Odnośnik do komentarza
Udostępnij na innych stronach

Mylimy? No nie wiem. Na pewno za to jest sporo jest do wyjaśnienia.

 

Po pierwsze:

O co chodzi z tym "marginalnym znaczeniem czołgów w zwalczaniu czołgów nieprzyjaciela"?

Bardzo dobrze się rozprawiłeś Drago z tą tezą, ale... nikt jej nie postawił.

W każdym razie pisałem, że takie walki "zdarzały się dość często", ale zaznaczyłem, że była to sytuacja niepożądana.

Miałem nadzieję, że nic innego nie można było wyczytać z tego co napisałem.

 

Po drugie:

Rozumiem porównania z innymi konfliktami zbrojnymi niż II wojna, ale kłopot w tym, że prowadzą nas one na manowce.

Temat jest o Panterze i czasach, kiedy powstawała, a więc o czasach kiedy istniał pakiet doświadczeń bez Yom Kippur i Pustynnej Burzy. Skacząc dowolnie po konfliktach zbrojnych, żeby udowodnić jakąś tezę można, ale to czasem sprowadza dyskusję do absurdu.

Mógłbym się na przykład odwołać do doświadczeń z Wojen Punickich i uprzeć się, że np. "skonstruowanie czołgu jest niemożliwe". I co wtedy?

 

Zapas amunicji, czyli temat trzeci:

Otóż nie jest prawdą, że dowódca czołgu dowolnie decyduje, ile ma pocisków na pokładzie czołgu. W każdym razie nie w armii niemieckiej lat II wojny światowej.

W dywizji pancernej obowiązywała tzw. jednostka ognia (Austattung) i z reguły z 1. j.o. dywizja wchodziła do walki.

Jeśli dowódca czołgu wpadłby na pomysł zabrania wyłącznie pocisków ppanc, to tych pocisków zabrakło by w ogóle dla dwóch innych czołgów.

Można tym było manipulować, ale tylko w zakresie +/- kilka pocisków na czołg.

A wynikało to właśnie z doświadczeń bojowych.

 

Po czwarte:

Porównywanie różnych stron konfliktów z II wojny, też nie pozwoli nam dojść do ostatecznej prawdy jak to z tą artylerią ppanc było.

Kłopot w tym, że inną koncepcję artylerii ppanc mieli np. Sowieci, a inną Niemcy. I co za tym idzie stosowali zupełnie inne środki.

 

Nota bene nie jest prawdą, że czołgi potrafiły sobie poradzić z nie mobilną, a gęstą artylerią ppanc.

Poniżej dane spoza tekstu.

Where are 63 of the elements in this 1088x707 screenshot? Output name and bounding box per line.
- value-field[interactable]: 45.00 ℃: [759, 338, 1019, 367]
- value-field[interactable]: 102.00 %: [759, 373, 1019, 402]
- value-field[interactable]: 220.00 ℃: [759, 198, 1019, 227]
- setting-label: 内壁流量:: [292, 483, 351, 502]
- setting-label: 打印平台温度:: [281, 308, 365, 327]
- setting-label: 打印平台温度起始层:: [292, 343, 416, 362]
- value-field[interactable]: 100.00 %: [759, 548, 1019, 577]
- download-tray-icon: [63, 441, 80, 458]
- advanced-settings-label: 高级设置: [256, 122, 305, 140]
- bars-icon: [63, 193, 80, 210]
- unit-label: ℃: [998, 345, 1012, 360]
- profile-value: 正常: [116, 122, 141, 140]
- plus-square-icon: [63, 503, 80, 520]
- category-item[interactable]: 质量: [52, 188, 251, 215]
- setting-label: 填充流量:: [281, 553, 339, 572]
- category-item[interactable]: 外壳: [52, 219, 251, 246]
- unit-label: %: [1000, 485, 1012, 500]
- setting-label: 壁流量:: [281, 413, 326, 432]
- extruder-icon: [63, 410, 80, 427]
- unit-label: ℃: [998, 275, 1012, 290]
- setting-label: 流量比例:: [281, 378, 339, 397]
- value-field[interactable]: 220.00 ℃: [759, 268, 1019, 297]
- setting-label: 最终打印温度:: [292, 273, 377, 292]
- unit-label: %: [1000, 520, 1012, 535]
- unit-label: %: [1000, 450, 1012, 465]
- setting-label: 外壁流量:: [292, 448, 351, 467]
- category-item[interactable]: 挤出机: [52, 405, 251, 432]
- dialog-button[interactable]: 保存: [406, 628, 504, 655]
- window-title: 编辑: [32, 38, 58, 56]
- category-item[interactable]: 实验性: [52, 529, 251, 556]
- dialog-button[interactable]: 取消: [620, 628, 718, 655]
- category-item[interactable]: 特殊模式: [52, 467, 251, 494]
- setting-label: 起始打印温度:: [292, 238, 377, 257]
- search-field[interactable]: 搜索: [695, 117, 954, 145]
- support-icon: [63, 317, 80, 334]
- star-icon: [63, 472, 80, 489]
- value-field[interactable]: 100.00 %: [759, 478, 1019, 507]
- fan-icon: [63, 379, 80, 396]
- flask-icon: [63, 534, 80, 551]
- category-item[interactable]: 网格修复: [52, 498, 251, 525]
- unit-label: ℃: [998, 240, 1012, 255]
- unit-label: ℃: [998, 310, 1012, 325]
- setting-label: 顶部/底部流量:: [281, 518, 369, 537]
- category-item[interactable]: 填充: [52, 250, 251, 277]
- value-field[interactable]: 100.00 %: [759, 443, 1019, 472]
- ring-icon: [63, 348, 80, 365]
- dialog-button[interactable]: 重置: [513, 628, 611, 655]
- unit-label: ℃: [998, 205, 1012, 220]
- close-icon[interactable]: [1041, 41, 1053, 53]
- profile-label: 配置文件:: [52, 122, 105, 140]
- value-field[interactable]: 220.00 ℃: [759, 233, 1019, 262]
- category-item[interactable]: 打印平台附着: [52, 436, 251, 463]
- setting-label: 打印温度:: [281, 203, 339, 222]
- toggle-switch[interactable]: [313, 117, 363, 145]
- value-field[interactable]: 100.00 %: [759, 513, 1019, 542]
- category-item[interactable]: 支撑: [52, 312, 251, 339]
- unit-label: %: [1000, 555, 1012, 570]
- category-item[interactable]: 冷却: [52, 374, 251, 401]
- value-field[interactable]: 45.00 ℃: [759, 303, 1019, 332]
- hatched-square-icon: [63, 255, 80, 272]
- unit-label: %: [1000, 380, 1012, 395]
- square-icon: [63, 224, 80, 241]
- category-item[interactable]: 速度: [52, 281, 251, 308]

Niby kiedy to się i komu udało?

Czy Niemcy kiedyś przełamali tak zwany przez nich Pak-Front czołgami???

 

Przykład Kurska.

Ciągle mówi się przy okazji tej bitwy o czołgach, ale to nie czołgi przełamały tam linie obronne, ale dziesiątki tysięcy ton amunicji artyleryjskiej, grenadierzy i czołgi. Nigdy i nigdzie Niemcom nie udało się zgromadzić tak silnej artylerii i tam gdzie była dobrze wykorzystana – atak szedł (np. KPanc SS), a tam gdzie nie - atak grzązł (np. XXXXVIII. KPanc).

 

No i kwestia mobilności.

Tu już właściwie wszystko napisał Arek.

Holowana armata ppanc o masie powyżej 1 tony straciła sens.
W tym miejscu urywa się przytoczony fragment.